Principle:OpenHands OpenHands Solvability Analysis
| Knowledge Sources | |
|---|---|
| Domains | Platform_Integration, Webhook_Processing |
| Last Updated | 2026-02-11 21:00 GMT |
Overview
Solvability analysis is the pattern of using LLM-based classification to assess whether an issue or task is suitable for automated resolution before committing expensive compute resources.
Description
Not every issue that triggers a webhook event is a good candidate for automated resolution. Some issues are too vague, require human judgment, involve complex architectural decisions, or need access to resources the agent cannot reach. Solvability analysis acts as a triage step that evaluates the issue before spawning a full agent session, preventing wasted computation and improving the quality of agent outputs by filtering out tasks that would likely fail.
The solvability analysis pattern involves three phases:
- Context Gathering -- Collecting the issue title, body, comments, repository metadata, and related files into a structured context document. This provides the LLM with the information it needs to make an informed assessment.
- LLM Classification -- Submitting the context to a large language model with a carefully engineered prompt that asks it to evaluate task difficulty, clarity, and feasibility. The LLM acts as a "judge" that produces a structured assessment.
- Timeout-Bounded Execution -- Running the analysis within a strict time budget to prevent the triage step itself from becoming a bottleneck. If the LLM does not respond within the timeout, the system proceeds with a default assumption (typically "attempt resolution").
Usage
Apply solvability analysis when:
- Agent execution is expensive (GPU time, API calls, long-running sandboxes)
- The issue stream contains a mix of automatable and non-automatable tasks
- Stakeholders want visibility into why certain issues were or were not attempted
- Resource allocation needs to be optimized (e.g., prioritizing high-confidence issues)
Theoretical Basis
1. LLM-as-a-Judge Pattern
The LLM-as-a-judge pattern uses a language model as a classifier or evaluator rather than as a generative agent. The key distinction is that the model produces a judgment (structured assessment) rather than a solution (code changes). This pattern has been studied extensively in the context of automated evaluation:
judge(context, prompt) -> assessment:
assessment = LLM(
system_prompt = SOLVABILITY_CRITERIA,
user_prompt = format_context(context),
)
return parse_assessment(assessment)
The judgment typically includes:
- A difficulty rating (trivial, moderate, complex, infeasible)
- A confidence score
- A natural-language rationale
2. Task Difficulty Estimation
Solvability analysis is a form of task difficulty estimation -- predicting the effort required to complete a task before beginning it. This is analogous to story point estimation in agile development, but performed by an LLM rather than a human team. The estimation function maps from task features to a difficulty space:
difficulty: TaskFeatures -> {trivial, moderate, complex, infeasible}
TaskFeatures = {
title_clarity: float, # how well-defined the task title is
description_detail: float, # level of detail in the description
scope_boundedness: float, # whether the scope is bounded
dependency_count: int, # external dependencies required
context_available: bool, # whether sufficient context is provided
}
3. Resource Allocation Under Uncertainty
Solvability analysis enables a two-tier resource allocation strategy:
allocate(issue):
solvability = analyze_solvability(issue)
if solvability.difficulty in {trivial, moderate}:
assign_to_agent(issue, priority=HIGH)
elif solvability.difficulty == complex:
assign_to_agent(issue, priority=LOW)
else: # infeasible
notify_human(issue, solvability.rationale)
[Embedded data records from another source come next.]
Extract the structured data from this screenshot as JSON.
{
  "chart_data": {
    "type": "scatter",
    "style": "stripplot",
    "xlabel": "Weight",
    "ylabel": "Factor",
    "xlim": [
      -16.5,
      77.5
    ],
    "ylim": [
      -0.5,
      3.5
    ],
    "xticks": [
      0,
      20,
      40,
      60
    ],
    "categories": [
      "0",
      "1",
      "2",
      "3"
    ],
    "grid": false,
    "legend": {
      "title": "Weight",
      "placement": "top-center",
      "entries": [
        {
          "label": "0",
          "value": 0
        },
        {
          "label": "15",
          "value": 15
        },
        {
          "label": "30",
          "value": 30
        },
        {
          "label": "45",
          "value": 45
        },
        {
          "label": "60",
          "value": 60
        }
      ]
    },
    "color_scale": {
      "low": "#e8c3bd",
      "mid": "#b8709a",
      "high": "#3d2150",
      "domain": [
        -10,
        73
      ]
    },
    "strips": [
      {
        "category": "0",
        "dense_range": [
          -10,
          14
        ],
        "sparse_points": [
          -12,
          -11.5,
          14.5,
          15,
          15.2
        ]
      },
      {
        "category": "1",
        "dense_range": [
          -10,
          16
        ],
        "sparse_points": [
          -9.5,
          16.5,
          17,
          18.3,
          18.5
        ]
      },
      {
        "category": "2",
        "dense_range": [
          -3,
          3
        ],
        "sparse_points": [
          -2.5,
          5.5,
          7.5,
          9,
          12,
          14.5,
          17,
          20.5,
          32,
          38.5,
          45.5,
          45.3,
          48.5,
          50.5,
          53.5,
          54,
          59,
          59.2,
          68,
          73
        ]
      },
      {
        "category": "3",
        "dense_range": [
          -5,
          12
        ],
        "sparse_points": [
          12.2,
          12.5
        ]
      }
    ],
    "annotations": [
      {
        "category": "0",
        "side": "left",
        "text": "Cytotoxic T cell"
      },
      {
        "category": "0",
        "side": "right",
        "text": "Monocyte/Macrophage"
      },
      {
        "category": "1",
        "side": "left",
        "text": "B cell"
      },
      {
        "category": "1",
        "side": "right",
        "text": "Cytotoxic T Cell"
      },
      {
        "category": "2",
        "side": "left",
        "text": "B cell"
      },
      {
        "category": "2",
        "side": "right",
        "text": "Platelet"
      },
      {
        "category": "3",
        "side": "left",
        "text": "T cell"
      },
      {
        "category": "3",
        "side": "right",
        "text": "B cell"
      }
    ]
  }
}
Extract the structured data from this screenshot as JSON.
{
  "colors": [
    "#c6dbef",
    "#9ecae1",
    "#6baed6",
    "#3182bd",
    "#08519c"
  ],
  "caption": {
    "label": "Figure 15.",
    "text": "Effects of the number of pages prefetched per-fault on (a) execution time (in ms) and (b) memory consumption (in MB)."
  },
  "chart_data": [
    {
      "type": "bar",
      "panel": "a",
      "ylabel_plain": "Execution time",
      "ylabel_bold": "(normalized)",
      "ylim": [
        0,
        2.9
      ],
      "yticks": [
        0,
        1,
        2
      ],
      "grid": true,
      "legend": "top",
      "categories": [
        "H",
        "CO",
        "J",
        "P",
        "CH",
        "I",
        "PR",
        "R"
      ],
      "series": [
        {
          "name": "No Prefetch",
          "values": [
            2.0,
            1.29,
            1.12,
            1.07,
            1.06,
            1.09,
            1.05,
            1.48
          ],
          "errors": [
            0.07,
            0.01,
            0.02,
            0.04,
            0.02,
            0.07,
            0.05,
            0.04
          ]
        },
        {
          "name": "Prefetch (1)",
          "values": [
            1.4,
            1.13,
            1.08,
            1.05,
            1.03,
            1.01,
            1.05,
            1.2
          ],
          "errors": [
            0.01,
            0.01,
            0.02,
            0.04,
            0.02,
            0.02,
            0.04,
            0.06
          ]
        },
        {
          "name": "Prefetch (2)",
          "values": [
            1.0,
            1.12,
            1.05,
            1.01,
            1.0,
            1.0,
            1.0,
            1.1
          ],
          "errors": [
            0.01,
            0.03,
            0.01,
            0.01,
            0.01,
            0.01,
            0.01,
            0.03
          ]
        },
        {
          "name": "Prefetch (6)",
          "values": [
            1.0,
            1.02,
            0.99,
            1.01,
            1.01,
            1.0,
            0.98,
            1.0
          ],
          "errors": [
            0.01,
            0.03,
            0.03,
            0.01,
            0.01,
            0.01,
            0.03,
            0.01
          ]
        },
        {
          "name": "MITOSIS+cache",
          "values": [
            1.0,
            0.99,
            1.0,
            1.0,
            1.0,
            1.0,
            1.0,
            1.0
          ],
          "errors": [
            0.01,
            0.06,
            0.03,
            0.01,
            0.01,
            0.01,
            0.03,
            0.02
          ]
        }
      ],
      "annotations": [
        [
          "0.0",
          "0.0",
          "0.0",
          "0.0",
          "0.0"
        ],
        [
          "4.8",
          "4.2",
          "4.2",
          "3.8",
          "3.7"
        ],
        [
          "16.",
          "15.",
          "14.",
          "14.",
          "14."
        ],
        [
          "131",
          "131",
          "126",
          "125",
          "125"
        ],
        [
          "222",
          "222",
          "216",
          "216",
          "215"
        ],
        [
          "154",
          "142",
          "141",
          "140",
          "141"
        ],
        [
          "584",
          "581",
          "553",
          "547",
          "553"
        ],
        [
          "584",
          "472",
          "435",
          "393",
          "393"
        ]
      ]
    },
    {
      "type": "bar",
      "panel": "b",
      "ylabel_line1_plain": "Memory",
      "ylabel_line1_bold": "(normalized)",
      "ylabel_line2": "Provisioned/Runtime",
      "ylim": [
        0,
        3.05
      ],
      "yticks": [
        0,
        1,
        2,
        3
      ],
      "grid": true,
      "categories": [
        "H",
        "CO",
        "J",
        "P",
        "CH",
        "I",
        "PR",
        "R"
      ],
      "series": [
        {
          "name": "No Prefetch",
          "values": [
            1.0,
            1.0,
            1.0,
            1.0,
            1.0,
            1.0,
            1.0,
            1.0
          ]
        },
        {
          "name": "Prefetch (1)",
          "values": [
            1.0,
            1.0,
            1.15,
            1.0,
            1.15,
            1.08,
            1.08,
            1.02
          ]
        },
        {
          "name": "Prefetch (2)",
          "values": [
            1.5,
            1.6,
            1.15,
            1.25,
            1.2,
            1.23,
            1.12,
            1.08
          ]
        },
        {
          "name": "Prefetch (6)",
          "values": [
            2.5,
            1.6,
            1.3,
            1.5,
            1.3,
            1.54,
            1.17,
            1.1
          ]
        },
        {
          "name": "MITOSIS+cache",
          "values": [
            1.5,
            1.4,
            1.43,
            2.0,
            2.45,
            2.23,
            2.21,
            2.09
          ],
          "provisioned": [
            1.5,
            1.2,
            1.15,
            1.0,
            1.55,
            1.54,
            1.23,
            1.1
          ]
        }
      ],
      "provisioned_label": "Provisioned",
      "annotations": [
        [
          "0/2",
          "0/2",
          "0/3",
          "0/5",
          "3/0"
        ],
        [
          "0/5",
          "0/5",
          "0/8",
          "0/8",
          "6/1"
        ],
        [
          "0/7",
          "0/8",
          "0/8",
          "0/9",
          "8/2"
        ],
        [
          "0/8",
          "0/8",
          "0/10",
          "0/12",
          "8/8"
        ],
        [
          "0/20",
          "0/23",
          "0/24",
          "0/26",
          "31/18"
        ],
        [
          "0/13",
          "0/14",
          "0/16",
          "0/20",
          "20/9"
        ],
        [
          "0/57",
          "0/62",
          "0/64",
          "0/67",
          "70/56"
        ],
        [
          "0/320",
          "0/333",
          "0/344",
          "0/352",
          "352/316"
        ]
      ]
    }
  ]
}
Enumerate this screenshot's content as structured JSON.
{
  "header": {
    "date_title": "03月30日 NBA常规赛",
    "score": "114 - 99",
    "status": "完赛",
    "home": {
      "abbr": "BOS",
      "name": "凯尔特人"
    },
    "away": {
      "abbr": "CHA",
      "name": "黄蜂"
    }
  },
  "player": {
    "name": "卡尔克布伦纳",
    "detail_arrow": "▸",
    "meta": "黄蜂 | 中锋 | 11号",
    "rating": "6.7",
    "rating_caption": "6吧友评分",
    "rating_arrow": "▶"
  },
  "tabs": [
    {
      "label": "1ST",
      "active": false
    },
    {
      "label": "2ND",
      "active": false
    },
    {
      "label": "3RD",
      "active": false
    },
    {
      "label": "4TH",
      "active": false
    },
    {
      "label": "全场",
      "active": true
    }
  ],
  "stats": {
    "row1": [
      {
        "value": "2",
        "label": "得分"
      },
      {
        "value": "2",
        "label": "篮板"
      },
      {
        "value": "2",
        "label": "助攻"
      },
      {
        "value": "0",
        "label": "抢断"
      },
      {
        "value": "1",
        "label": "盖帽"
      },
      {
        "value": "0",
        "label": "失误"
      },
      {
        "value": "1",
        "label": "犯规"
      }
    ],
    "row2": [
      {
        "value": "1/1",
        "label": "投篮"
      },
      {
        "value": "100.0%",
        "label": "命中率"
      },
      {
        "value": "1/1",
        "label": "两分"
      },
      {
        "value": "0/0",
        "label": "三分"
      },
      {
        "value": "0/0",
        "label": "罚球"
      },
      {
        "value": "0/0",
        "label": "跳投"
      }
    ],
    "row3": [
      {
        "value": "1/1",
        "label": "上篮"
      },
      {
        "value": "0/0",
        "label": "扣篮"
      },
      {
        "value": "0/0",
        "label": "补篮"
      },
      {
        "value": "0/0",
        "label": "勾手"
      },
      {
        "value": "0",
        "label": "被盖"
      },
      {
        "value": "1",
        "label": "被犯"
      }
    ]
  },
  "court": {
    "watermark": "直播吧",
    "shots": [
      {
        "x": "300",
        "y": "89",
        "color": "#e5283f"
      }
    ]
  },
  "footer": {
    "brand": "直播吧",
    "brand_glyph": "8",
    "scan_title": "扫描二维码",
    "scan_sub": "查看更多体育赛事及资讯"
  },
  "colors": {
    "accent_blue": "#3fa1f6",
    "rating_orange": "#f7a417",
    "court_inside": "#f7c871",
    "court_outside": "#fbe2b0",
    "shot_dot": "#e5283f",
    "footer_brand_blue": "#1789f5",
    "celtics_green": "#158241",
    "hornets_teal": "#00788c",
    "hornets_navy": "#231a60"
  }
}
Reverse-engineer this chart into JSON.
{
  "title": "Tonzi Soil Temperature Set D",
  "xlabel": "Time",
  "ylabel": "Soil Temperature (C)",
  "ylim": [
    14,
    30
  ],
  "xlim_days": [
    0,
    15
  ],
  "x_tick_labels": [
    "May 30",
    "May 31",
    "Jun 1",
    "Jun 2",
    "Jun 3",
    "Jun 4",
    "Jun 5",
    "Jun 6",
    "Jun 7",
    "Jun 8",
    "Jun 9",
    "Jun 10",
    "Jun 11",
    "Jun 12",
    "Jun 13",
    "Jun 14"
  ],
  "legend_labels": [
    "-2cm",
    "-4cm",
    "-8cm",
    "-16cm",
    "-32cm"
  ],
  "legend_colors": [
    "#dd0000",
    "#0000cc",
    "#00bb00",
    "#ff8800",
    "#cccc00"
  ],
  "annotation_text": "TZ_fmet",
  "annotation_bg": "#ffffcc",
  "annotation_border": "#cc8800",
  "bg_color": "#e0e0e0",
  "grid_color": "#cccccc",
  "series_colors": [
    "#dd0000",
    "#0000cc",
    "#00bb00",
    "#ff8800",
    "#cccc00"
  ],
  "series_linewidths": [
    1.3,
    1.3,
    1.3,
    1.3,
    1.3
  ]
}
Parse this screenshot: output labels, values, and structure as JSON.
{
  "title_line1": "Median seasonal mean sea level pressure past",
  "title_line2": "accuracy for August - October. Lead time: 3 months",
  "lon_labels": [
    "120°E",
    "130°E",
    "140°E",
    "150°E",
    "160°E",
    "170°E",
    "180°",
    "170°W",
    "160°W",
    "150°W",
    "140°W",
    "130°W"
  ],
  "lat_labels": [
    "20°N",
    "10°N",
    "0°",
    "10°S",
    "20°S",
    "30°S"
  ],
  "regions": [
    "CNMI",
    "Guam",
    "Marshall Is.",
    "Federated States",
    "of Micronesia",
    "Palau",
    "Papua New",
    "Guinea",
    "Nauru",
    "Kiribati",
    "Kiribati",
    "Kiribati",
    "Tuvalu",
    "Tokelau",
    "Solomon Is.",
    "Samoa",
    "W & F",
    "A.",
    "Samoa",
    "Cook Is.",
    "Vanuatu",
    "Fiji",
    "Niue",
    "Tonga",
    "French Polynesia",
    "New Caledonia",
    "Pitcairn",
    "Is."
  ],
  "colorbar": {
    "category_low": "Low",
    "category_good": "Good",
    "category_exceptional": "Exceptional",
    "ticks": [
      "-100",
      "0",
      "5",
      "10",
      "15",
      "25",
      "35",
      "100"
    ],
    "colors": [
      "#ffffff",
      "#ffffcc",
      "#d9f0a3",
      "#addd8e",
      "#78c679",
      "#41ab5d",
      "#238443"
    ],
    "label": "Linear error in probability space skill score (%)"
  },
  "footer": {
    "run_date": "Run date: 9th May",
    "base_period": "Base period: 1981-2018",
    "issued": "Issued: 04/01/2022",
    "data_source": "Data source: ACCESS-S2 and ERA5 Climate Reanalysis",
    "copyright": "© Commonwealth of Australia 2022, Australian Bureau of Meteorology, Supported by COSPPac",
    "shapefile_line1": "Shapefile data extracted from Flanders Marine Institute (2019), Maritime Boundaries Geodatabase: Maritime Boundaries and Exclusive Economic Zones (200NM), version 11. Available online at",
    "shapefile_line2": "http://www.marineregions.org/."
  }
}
This strategy maximizes the expected value of agent compute by preferentially allocating resources to issues with high expected success probability.
4. Timeout-Bounded Analysis
The analysis itself is bounded by a timeout to prevent it from becoming a bottleneck:
analyze_with_timeout(issue, timeout):
try:
result = await wait_for(analyze(issue), timeout=timeout)
return result
except TimeoutError:
return DEFAULT_ASSESSMENT # "proceed with attempt"
The timeout value represents a trade-off between assessment quality (more time allows more thorough analysis) and pipeline throughput (shorter timeouts keep the overall processing latency low).